Wednesday, March 28, 2018

Working Wives Taking Jobs From Men, 1940


“Legislation Considered to Curb Working Wives” by Roger W. Babson, from the front page of the March 29, 1940 issue of Henderson Daily Dispatch. Today, some argue that foreigners are taking American jobs. In 1940, the complaint was that working wives were taking jobs from unemployed men. The other concern that asking people if they were employed in the 1940 Census would result in faulty statistics turned out to be false.
The biggest reseach job ever undertaken by any nation in any age begins on Monday when the 1940 census starts. Each decade this vast nose-counting project gets bigger, the blanks longer, the questions more personal. However, as long as people want to turn to Uncle Sam for help when they are in trouble, they must expect to furnish the information which the government needs in order to intelligently provide such help.
Notwithstanding all of the hullabaloo about “your income”, most anxiously awaited reply will be to the question, “Are you employed?” I fear the nation will be shocked when the answers to this query are added, tabulated, published.
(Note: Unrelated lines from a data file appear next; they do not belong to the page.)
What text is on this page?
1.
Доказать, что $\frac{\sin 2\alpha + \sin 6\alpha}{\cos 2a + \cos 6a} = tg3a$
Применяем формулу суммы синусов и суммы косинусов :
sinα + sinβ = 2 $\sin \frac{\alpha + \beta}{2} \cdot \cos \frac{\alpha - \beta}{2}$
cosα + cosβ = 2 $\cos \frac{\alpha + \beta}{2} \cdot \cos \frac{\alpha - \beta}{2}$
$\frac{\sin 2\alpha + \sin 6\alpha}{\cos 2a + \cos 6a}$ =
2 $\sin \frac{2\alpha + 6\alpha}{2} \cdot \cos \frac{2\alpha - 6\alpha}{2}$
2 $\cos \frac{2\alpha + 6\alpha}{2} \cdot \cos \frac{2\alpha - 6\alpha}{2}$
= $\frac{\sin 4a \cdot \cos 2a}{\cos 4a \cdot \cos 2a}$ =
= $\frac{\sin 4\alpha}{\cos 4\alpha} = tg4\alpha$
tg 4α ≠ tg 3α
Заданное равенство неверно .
However, it will be impossible to compare this figure to any previous totals. Our national ideas on unemployment have changed drastically in the past 10 years. We went “unemployment conscious” during the 30's. Ten years ago a jobless family of four was content to consider that one person—usually the father—was unemployed.
Today, that family would report there are four out of work.
Millions of Working Wives
During the last decade, business has been unable to absorb the trek of women into industry and find new jobs for the displaced males. It is estimated that there are three to four million married women holding jobs. Of course, in many cases this wives are the sole support of their own family, of their aged parents, or of some other family. My hat is off to any wife with guts enough to support the family if her husband cannot or will not do so. But many people believe something must be done about those cases where both husband and wife are holding down good jobs.
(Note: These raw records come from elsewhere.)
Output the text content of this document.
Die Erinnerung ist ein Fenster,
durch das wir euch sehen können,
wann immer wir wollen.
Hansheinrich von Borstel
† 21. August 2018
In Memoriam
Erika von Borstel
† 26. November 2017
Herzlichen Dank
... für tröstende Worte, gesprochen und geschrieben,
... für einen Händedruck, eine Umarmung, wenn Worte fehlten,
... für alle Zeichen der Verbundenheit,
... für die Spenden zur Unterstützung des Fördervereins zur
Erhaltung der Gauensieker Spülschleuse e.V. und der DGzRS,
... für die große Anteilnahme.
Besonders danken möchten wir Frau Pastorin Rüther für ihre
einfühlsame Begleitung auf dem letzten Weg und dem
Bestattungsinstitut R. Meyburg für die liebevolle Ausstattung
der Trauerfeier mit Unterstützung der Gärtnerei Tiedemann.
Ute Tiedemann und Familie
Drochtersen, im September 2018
Under normal conditions I would feel that nothing need be done legislatively about the problem of working wives and husbands. Today’s conditions, however, are not normal. There are millions of men out of work, the government is supporting upwards of 20 million people, federal expenses have soared to an all-time peak. At least one-quarter of this money goes directly for relief and another 25 per cent for recovery. In addition, nearly every town and city runs community chests.
Adding to Tax Burden
Yet, from one end of the country to the other there are glaring examples of wives holding down good jobs while their husbands are doing likewise. These cases cover public jobs as well as private employment. So long as we have to hand over one-quarter of our income every year to meet government bills (which have been pushed up to record highs to support the jobless) then some type of formal action to stop this practice is bound to come.
A storm of controversy has rated around this subject for years. Protectors of the home have thumped the tub against working wives on the basis that the place for the wife is in the home. They insist that if we wish to continue with our present system of the family as the unit of society, we must confine the wife to her real role of mother and homemaker. I think a lot of words are wasted in arguing along this line. If the family as a unit of society is going out the window, then we can not stem the tide simply by putting a new law on the books. Only a spiritual family awakening will solve the problem properly.
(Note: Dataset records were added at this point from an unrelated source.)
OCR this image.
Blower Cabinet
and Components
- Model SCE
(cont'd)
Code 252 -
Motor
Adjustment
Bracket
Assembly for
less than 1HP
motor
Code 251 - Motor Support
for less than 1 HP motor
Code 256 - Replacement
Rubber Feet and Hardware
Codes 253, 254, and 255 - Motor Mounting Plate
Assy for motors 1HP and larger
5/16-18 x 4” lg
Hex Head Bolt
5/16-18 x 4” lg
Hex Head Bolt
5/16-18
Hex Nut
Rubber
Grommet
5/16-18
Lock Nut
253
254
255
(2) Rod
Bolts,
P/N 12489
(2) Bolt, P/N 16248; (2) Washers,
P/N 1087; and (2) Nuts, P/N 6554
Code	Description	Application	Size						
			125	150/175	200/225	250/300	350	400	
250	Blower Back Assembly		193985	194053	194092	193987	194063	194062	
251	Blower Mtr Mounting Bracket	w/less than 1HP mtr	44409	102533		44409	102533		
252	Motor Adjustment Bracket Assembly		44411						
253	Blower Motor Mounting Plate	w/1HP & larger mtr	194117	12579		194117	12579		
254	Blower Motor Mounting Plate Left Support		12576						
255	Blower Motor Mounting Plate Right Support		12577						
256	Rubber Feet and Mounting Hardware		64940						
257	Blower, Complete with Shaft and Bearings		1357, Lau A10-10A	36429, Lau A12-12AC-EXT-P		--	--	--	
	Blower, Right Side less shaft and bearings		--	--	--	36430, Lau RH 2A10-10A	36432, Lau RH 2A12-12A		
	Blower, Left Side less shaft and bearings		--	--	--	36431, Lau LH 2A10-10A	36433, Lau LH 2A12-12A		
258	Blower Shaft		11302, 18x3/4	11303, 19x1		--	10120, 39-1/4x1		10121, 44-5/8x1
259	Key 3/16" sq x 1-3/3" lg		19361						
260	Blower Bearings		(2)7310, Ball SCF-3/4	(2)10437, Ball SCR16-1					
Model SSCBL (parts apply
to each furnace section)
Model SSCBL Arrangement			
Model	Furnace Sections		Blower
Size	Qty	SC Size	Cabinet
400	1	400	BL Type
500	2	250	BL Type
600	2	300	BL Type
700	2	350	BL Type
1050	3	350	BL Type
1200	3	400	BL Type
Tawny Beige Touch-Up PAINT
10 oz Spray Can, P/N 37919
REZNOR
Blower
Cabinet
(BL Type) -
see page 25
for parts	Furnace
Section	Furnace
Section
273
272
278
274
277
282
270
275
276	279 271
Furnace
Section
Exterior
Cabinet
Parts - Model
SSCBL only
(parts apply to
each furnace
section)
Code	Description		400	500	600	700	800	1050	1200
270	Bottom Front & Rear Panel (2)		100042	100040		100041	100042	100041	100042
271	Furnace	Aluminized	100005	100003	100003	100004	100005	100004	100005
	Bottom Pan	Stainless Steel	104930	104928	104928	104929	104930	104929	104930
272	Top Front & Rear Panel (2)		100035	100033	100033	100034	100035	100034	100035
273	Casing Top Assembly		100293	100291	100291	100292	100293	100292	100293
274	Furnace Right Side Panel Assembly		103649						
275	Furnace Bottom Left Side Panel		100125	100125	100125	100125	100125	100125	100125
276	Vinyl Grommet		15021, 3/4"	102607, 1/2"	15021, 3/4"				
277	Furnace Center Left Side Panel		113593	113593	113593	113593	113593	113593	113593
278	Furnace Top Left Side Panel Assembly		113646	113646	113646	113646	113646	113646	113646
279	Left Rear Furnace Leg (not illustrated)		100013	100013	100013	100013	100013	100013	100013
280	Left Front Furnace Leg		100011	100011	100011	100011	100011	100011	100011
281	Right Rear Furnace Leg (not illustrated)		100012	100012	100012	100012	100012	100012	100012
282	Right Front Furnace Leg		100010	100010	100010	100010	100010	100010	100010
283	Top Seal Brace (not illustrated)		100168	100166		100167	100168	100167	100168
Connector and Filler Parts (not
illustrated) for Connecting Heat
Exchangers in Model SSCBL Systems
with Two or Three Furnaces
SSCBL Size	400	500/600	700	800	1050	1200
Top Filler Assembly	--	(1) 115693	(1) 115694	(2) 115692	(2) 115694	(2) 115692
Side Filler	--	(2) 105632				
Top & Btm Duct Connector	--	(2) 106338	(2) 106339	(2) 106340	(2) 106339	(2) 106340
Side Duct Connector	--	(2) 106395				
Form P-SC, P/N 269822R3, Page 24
Real Objections Are Economic
My only objection to married women working is based on cold economic grounds. Working wives take many part-time jobs, they work at lower pay scales than single women, they create a surplus of labor, they fill jobs that unemployed men could handle. The tide of resentment against the practice is rising steadily throughout the nation. I understand that two state legislatures have already adopted laws designed to force married women out of industry. Twenty-eight other legislatures have considered the subject.
Yet if legislation is to be adopted, I hope it will be practical, sensible, not too restrictive. There are hundreds and hundreds of cases that must be made exempt—cases where the wife must help support her own family, an unemployed brother’s family, an aged mother or father. If any legislation is adopted, it should not automatically purge married women from industry. It should merely prohibit both husband and wife form holding certain types of jobs, especially government jobs. In many a family the wife makes a far better bread-winner than the husband. If the wife has the business ability, then why shouldn’t se hold the family job while the husband stays at home and changes the baby’s diapers?
Should Recognize Trend
Working wives can make out a splendid case for themselves. Yet I believe they would be smarter if they recognized the rising tide of national resentment against both husbands and wives working where there is no need for both to work. They would do far better to resign their jobs now and prevent restrictive legislation—legislation which it may take years to repeal. We already have too many regulations shackling employers and employes. But if wives insist on working when their husband have good jobs, then they must face the day of reckoning.